Наконец, стража отворила высокие, окованные железом сводчатые двери, и они оказались во дворце. Впрочем, сам дворец занимал лишь ближнюю часть огромной цитадели, а остальное место было занято шатрами и палатками шахской гвардии. Дворец Надира охранялся тремя цепями стрелков. Они стояли тесными рядами, опираясь, как на посохи, на свои мушкеты.
Муса-Гаджи искоса поглядывал вокруг, стараясь не проявлять своего интереса. Дворец утопал в аромате цветущего миндаля, а каменные строения украшали первые весенние цветы. Из источников в виде каменных львов лились прозрачные струи. Каменные лестницы разбегались в разные стороны, а от небольшой площади поднимались амфитеатром, как будто здесь давались представления. Неподалеку виднелись белые купола хамамов. По пути к гарему Муса-Гаджи заметил в земле несколько темных ям, накрытых каменными крышками с дырой посередине или железными решетками. Это были зинданы, где содержали преступников. В другом месте из земли выступало нечто похожее на горло огромного кувшина – это оказалось водохранилище.
В цитадели было много удивительного, но Лала-баши направился к гарему – небольшому красивому зданию с ажурными деревянными ставнями на окнах.
Фасад его был украшен гирляндами ярких тканей, перевитых жемчугом и золотыми кольцами.
Прежде чем Муса-Гаджи приблизился к гарему, на него надели капюшон с тонкими прорезями для глаз.

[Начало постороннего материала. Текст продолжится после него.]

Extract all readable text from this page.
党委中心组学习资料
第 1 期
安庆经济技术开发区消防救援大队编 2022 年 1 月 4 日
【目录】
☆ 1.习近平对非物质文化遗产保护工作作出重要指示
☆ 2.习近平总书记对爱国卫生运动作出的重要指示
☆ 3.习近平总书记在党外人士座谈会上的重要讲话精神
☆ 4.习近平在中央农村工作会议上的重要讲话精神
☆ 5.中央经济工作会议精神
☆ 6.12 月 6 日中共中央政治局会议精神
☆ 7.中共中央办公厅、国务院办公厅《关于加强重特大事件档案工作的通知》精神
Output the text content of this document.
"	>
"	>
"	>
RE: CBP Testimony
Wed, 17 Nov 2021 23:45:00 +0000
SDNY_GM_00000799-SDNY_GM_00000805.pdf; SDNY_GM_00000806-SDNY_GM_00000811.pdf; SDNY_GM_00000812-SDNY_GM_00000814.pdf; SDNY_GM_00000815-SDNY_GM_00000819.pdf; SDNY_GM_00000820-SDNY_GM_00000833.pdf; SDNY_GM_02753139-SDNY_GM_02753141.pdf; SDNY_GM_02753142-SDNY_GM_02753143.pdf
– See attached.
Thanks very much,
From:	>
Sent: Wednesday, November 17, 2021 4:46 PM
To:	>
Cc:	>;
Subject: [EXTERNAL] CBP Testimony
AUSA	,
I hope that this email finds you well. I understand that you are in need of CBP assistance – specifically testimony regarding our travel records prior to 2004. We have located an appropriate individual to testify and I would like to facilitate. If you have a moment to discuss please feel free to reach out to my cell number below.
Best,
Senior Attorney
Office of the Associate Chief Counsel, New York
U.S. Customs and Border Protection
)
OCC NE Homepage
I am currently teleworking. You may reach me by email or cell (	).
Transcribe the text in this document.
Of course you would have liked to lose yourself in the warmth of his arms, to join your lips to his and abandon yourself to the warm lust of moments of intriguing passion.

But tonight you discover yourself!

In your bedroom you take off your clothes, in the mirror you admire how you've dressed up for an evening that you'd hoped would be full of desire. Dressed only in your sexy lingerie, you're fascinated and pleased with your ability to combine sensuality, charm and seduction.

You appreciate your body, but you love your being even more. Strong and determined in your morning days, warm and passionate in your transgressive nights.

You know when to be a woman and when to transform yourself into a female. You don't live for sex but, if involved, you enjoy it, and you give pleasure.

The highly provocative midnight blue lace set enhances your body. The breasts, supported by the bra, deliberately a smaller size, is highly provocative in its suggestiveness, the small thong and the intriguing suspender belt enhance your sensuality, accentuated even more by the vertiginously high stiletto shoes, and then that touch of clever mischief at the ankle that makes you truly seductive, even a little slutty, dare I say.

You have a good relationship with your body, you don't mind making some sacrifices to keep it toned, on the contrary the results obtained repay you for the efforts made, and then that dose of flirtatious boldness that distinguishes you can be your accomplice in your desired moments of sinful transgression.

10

– Не смотри, куда не надо, если хочешь сохранить свои глаза, – пригрозил Лала-баши.
Но и через узкие прорези Муса-Гаджи видел заветные ставни, за которыми мелькали неясные тени.
Из гарема появились молоденькие, ярко наряженные евнухи. Они забрали часть корзин и скрылись за дверями сераля, охраняемыми двумя огромными безбородыми маврами, тоже евнухами. Их обнаженные секиры всегда были готовы снять голову с тех, кто проявлял излишнее любопытство.
Затем пришли служанки, закутанные в чадры. Они принесли корзинки из ажурного золота, украшенного самоцветами, и принялись раскладывать в них привезенные сладости: финики, изюм, лукум, халву. Корзинок было десять – по числу невольниц, составлявших походный гарем падишаха. Жены и остальные наложницы после покушения на Надир-шаха были возвращены в Мешхед до той поры, пока не совершится окончательное покорение Дагестана.
Услышав про слона и его молодого погонщика, Фируза вздрогнула. Еще не понимая, что с ней происходит, она бросилась к окну и прильнула к ставням. Внизу действительно был слон. Он смешно стоял на задних ногах, пытаясь достать связку фруктов, которую держал на конце своей длинной пики мавр – стражник гарема. Фрукты висели, как наживка на удочке, и слону приходилось кружиться, чтобы достать ускользающее лакомство. Гаремные дамы восторженно аплодировали и бросали погонщику монеты сквозь ставни. А Фируза все ждала, когда погонщик поднимет на нее глаза.